Pemerintah Jepang pun angkat bicara. Kantor Kabinet menyampaikan bahwa teknologi saat ini belum bisa meramal gempa secara akurat. Gubernur Prefektur Miyagi, Yoshihiro Murai, juga menyayangkan penyebaran rumor yang memengaruhi industri pariwisata.
Namun kekhawatiran itu tak sepenuhnya menghalangi arus turis. Statistik menunjukkan Jepang mencetak rekor kunjungan wisata sebanyak 10,5 juta orang hanya dalam tiga bulan pertama 2025. Wisatawan dari Amerika Serikat, Kanada, dan Australia juga tetap berdatangan.

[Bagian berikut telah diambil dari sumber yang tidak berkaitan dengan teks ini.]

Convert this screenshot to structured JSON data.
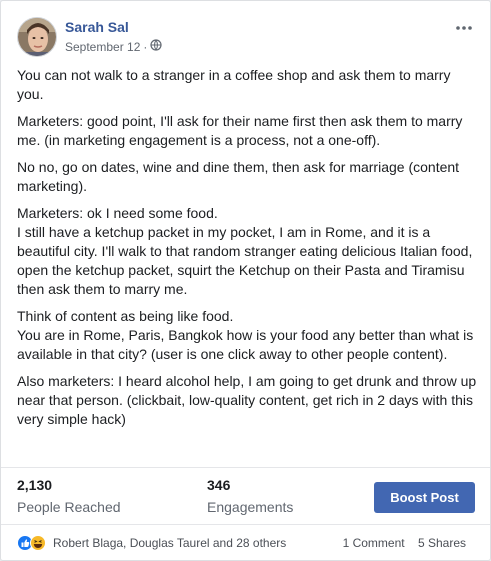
{
  "post": {
    "author": "Sarah Sal",
    "date": "September 12",
    "separator": "·",
    "paragraphs": [
      "You can not walk to a stranger in a coffee shop and ask them to marry you.",
      "Marketers: good point, I'll ask for their name first then ask them to marry me. (in marketing engagement is a process, not a one-off).",
      "No no, go on dates, wine and dine them, then ask for marriage (content marketing).",
      "Marketers: ok I need some food.\nI still have a ketchup packet in my pocket, I am in Rome, and it is a beautiful city. I'll walk to that random stranger eating delicious Italian food, open the ketchup packet, squirt the Ketchup on their Pasta and Tiramisu then ask them to marry me.",
      "Think of content as being like food.\nYou are in Rome, Paris, Bangkok how is your food any better than what is available in that city? (user is one click away to other people content).",
      "Also marketers: I heard alcohol help, I am going to get drunk and throw up near that person. (clickbait, low-quality content, get rich in 2 days with this very simple hack)"
    ]
  },
  "stats": {
    "reached_value": "2,130",
    "reached_label": "People Reached",
    "engagements_value": "346",
    "engagements_label": "Engagements",
    "boost_label": "Boost Post"
  },
  "footer": {
    "reactions_text": "Robert Blaga, Douglas Taurel and 28 others",
    "comments": "1 Comment",
    "shares": "5 Shares"
  },
  "icons": {
    "privacy": "globe-icon",
    "menu": "more-options-icon",
    "reactions": [
      "like-reaction-icon",
      "haha-reaction-icon"
    ]
  },
  "colors": {
    "author": "#385898",
    "boost": "#4267b2",
    "like": "#1877f2",
    "haha": "#f7b928"
  }
}
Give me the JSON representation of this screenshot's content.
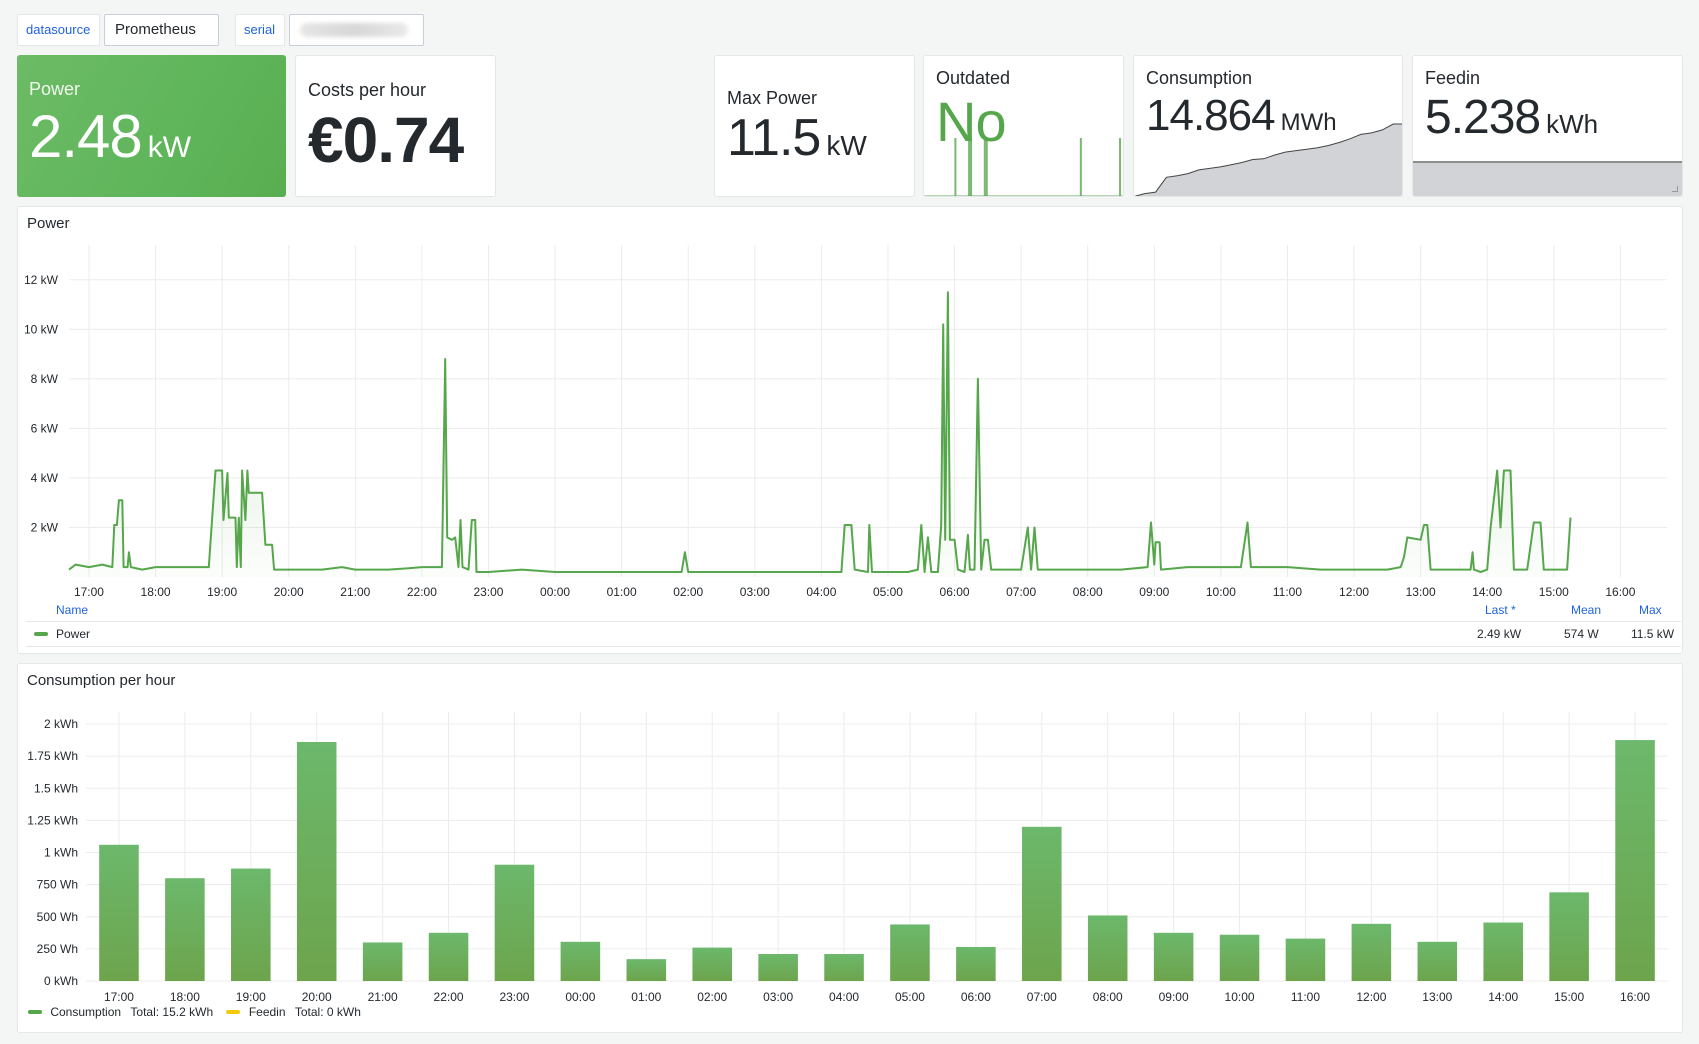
{
  "variables": {
    "datasource_label": "datasource",
    "datasource_value": "Prometheus",
    "serial_label": "serial",
    "serial_value": ""
  },
  "stats": {
    "power": {
      "title": "Power",
      "value": "2.48",
      "unit": "kW",
      "background": "#5fb55a"
    },
    "costs": {
      "title": "Costs per hour",
      "value": "€0.74",
      "unit": ""
    },
    "max_power": {
      "title": "Max Power",
      "value": "11.5",
      "unit": "kW"
    },
    "outdated": {
      "title": "Outdated",
      "value": "No",
      "color": "#56a64b"
    },
    "consumption": {
      "title": "Consumption",
      "value": "14.864",
      "unit": "MWh"
    },
    "feedin": {
      "title": "Feedin",
      "value": "5.238",
      "unit": "kWh"
    }
  },
  "colors": {
    "accent_green": "#56a64b",
    "bar_green": "#6ca852",
    "feedin_yellow": "#f2cc0c",
    "link_blue": "#1f62e0"
  },
  "chart_data": [
    {
      "type": "line",
      "title": "Power",
      "ylabel": "",
      "xlabel": "",
      "ylim": [
        0,
        13
      ],
      "y_ticks": [
        "2 kW",
        "4 kW",
        "6 kW",
        "8 kW",
        "10 kW",
        "12 kW"
      ],
      "y_tick_values": [
        2,
        4,
        6,
        8,
        10,
        12
      ],
      "x_ticks": [
        "17:00",
        "18:00",
        "19:00",
        "20:00",
        "21:00",
        "22:00",
        "23:00",
        "00:00",
        "01:00",
        "02:00",
        "03:00",
        "04:00",
        "05:00",
        "06:00",
        "07:00",
        "08:00",
        "09:00",
        "10:00",
        "11:00",
        "12:00",
        "13:00",
        "14:00",
        "15:00",
        "16:00"
      ],
      "x_range_hours": [
        -0.3,
        23.7
      ],
      "grid": true,
      "series": [
        {
          "name": "Power",
          "color": "#56a64b",
          "unit": "kW",
          "points": [
            [
              -0.3,
              0.3
            ],
            [
              -0.2,
              0.5
            ],
            [
              0,
              0.4
            ],
            [
              0.2,
              0.5
            ],
            [
              0.35,
              0.4
            ],
            [
              0.38,
              2.1
            ],
            [
              0.42,
              2.1
            ],
            [
              0.45,
              3.1
            ],
            [
              0.5,
              3.1
            ],
            [
              0.52,
              0.4
            ],
            [
              0.58,
              0.4
            ],
            [
              0.6,
              1.0
            ],
            [
              0.63,
              0.4
            ],
            [
              0.8,
              0.3
            ],
            [
              1.0,
              0.4
            ],
            [
              1.5,
              0.4
            ],
            [
              1.8,
              0.4
            ],
            [
              1.85,
              2.4
            ],
            [
              1.9,
              4.3
            ],
            [
              2.0,
              4.3
            ],
            [
              2.02,
              2.3
            ],
            [
              2.08,
              4.2
            ],
            [
              2.1,
              2.4
            ],
            [
              2.2,
              2.4
            ],
            [
              2.22,
              0.4
            ],
            [
              2.25,
              2.4
            ],
            [
              2.28,
              0.4
            ],
            [
              2.3,
              4.3
            ],
            [
              2.35,
              2.3
            ],
            [
              2.38,
              4.3
            ],
            [
              2.4,
              3.4
            ],
            [
              2.6,
              3.4
            ],
            [
              2.65,
              1.3
            ],
            [
              2.75,
              1.3
            ],
            [
              2.78,
              0.3
            ],
            [
              3.0,
              0.3
            ],
            [
              3.5,
              0.3
            ],
            [
              3.8,
              0.4
            ],
            [
              4.0,
              0.3
            ],
            [
              4.5,
              0.3
            ],
            [
              4.8,
              0.35
            ],
            [
              5.0,
              0.4
            ],
            [
              5.2,
              0.4
            ],
            [
              5.3,
              0.4
            ],
            [
              5.35,
              8.8
            ],
            [
              5.38,
              1.6
            ],
            [
              5.45,
              1.5
            ],
            [
              5.5,
              1.6
            ],
            [
              5.55,
              0.4
            ],
            [
              5.58,
              2.3
            ],
            [
              5.61,
              0.4
            ],
            [
              5.7,
              0.3
            ],
            [
              5.75,
              2.3
            ],
            [
              5.8,
              2.3
            ],
            [
              5.82,
              0.2
            ],
            [
              6.0,
              0.2
            ],
            [
              6.5,
              0.3
            ],
            [
              7.0,
              0.2
            ],
            [
              7.5,
              0.2
            ],
            [
              8.0,
              0.2
            ],
            [
              8.5,
              0.2
            ],
            [
              8.9,
              0.2
            ],
            [
              8.95,
              1.0
            ],
            [
              9.0,
              0.2
            ],
            [
              9.5,
              0.2
            ],
            [
              10.0,
              0.2
            ],
            [
              10.5,
              0.2
            ],
            [
              11.0,
              0.2
            ],
            [
              11.3,
              0.2
            ],
            [
              11.35,
              2.1
            ],
            [
              11.45,
              2.1
            ],
            [
              11.5,
              0.3
            ],
            [
              11.7,
              0.2
            ],
            [
              11.72,
              2.1
            ],
            [
              11.76,
              0.2
            ],
            [
              12.0,
              0.2
            ],
            [
              12.3,
              0.2
            ],
            [
              12.45,
              0.3
            ],
            [
              12.5,
              2.1
            ],
            [
              12.55,
              0.2
            ],
            [
              12.6,
              1.6
            ],
            [
              12.65,
              0.2
            ],
            [
              12.75,
              0.2
            ],
            [
              12.8,
              2.1
            ],
            [
              12.83,
              10.2
            ],
            [
              12.86,
              1.5
            ],
            [
              12.9,
              11.5
            ],
            [
              12.93,
              1.5
            ],
            [
              13.0,
              1.5
            ],
            [
              13.05,
              0.3
            ],
            [
              13.15,
              0.2
            ],
            [
              13.2,
              1.7
            ],
            [
              13.23,
              0.3
            ],
            [
              13.3,
              0.3
            ],
            [
              13.35,
              8.0
            ],
            [
              13.4,
              0.3
            ],
            [
              13.45,
              1.5
            ],
            [
              13.5,
              1.5
            ],
            [
              13.55,
              0.3
            ],
            [
              13.8,
              0.3
            ],
            [
              14.0,
              0.3
            ],
            [
              14.1,
              2.0
            ],
            [
              14.15,
              0.3
            ],
            [
              14.2,
              2.0
            ],
            [
              14.25,
              0.3
            ],
            [
              14.5,
              0.3
            ],
            [
              15.0,
              0.3
            ],
            [
              15.5,
              0.3
            ],
            [
              15.9,
              0.4
            ],
            [
              15.95,
              2.2
            ],
            [
              16.0,
              0.5
            ],
            [
              16.02,
              1.4
            ],
            [
              16.08,
              1.4
            ],
            [
              16.1,
              0.3
            ],
            [
              16.5,
              0.4
            ],
            [
              16.8,
              0.4
            ],
            [
              17.3,
              0.4
            ],
            [
              17.4,
              2.2
            ],
            [
              17.45,
              0.4
            ],
            [
              18.0,
              0.4
            ],
            [
              18.5,
              0.3
            ],
            [
              19.0,
              0.3
            ],
            [
              19.5,
              0.3
            ],
            [
              19.7,
              0.4
            ],
            [
              19.75,
              0.8
            ],
            [
              19.8,
              1.6
            ],
            [
              20.0,
              1.5
            ],
            [
              20.05,
              2.1
            ],
            [
              20.1,
              2.1
            ],
            [
              20.15,
              0.3
            ],
            [
              20.5,
              0.3
            ],
            [
              20.75,
              0.3
            ],
            [
              20.78,
              1.0
            ],
            [
              20.8,
              0.3
            ],
            [
              20.9,
              0.2
            ],
            [
              21.0,
              0.3
            ],
            [
              21.05,
              2.0
            ],
            [
              21.15,
              4.3
            ],
            [
              21.2,
              2.0
            ],
            [
              21.25,
              4.3
            ],
            [
              21.35,
              4.3
            ],
            [
              21.4,
              0.3
            ],
            [
              21.6,
              0.3
            ],
            [
              21.7,
              2.2
            ],
            [
              21.8,
              2.2
            ],
            [
              21.85,
              0.3
            ],
            [
              22.2,
              0.3
            ],
            [
              22.25,
              2.4
            ]
          ]
        }
      ],
      "legend": {
        "placement": "bottom",
        "headers": {
          "name": "Name",
          "last": "Last *",
          "mean": "Mean",
          "max": "Max"
        },
        "rows": [
          {
            "name": "Power",
            "last": "2.49 kW",
            "mean": "574 W",
            "max": "11.5 kW"
          }
        ]
      }
    },
    {
      "type": "bar",
      "title": "Consumption per hour",
      "xlabel": "",
      "ylabel": "",
      "ylim": [
        0,
        2.1
      ],
      "y_ticks": [
        "0 kWh",
        "250 Wh",
        "500 Wh",
        "750 Wh",
        "1 kWh",
        "1.25 kWh",
        "1.5 kWh",
        "1.75 kWh",
        "2 kWh"
      ],
      "y_tick_values": [
        0,
        0.25,
        0.5,
        0.75,
        1,
        1.25,
        1.5,
        1.75,
        2
      ],
      "categories": [
        "17:00",
        "18:00",
        "19:00",
        "20:00",
        "21:00",
        "22:00",
        "23:00",
        "00:00",
        "01:00",
        "02:00",
        "03:00",
        "04:00",
        "05:00",
        "06:00",
        "07:00",
        "08:00",
        "09:00",
        "10:00",
        "11:00",
        "12:00",
        "13:00",
        "14:00",
        "15:00",
        "16:00"
      ],
      "grid": true,
      "series": [
        {
          "name": "Consumption",
          "color": "#6ca852",
          "unit": "kWh",
          "values": [
            1.06,
            0.8,
            0.875,
            1.86,
            0.3,
            0.375,
            0.905,
            0.305,
            0.17,
            0.26,
            0.21,
            0.21,
            0.44,
            0.265,
            1.2,
            0.51,
            0.375,
            0.36,
            0.33,
            0.445,
            0.305,
            0.455,
            0.69,
            1.875
          ],
          "total": "Total: 15.2 kWh"
        },
        {
          "name": "Feedin",
          "color": "#f2cc0c",
          "unit": "kWh",
          "values": [
            0,
            0,
            0,
            0,
            0,
            0,
            0,
            0,
            0,
            0,
            0,
            0,
            0,
            0,
            0,
            0,
            0,
            0,
            0,
            0,
            0,
            0,
            0,
            0
          ],
          "total": "Total: 0 kWh"
        }
      ],
      "legend": {
        "placement": "bottom-left"
      }
    }
  ],
  "sparklines": {
    "outdated_spikes_fraction": [
      0.15,
      0.22,
      0.23,
      0.3,
      0.31,
      0.79,
      0.99
    ],
    "consumption_cumulative": [
      0.02,
      0.06,
      0.08,
      0.28,
      0.3,
      0.33,
      0.38,
      0.4,
      0.42,
      0.45,
      0.48,
      0.52,
      0.53,
      0.58,
      0.62,
      0.64,
      0.66,
      0.68,
      0.71,
      0.75,
      0.8,
      0.86,
      0.88,
      0.92,
      1.0,
      1.0
    ],
    "feedin_level_fraction": 0.72
  }
}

Sementara sebagian orang menunda liburan karena takut tsunami raksasa, ada juga yang memilih tetap berangkat. Salah satunya adalah Vic Shing dari Hong Kong yang tetap berencana liburan ke Tokyo dan Osaka pada Juni 2025.
“Prediksi gempa tidak pernah akurat. Jepang sudah sangat berpengalaman menangani bencana,” ujarnya.
Terlepas dari benar atau tidaknya ramalan tersebut, para ahli mengingatkan bahwa kesiapsiagaan tetap lebih penting daripada ketakutan berlebihan. Karena meskipun tsunami raksasa bisa jadi hanya bagian dari imajinasi dalam komik, Jepang tetap berada di wilayah rawan gempa dan harus selalu waspada.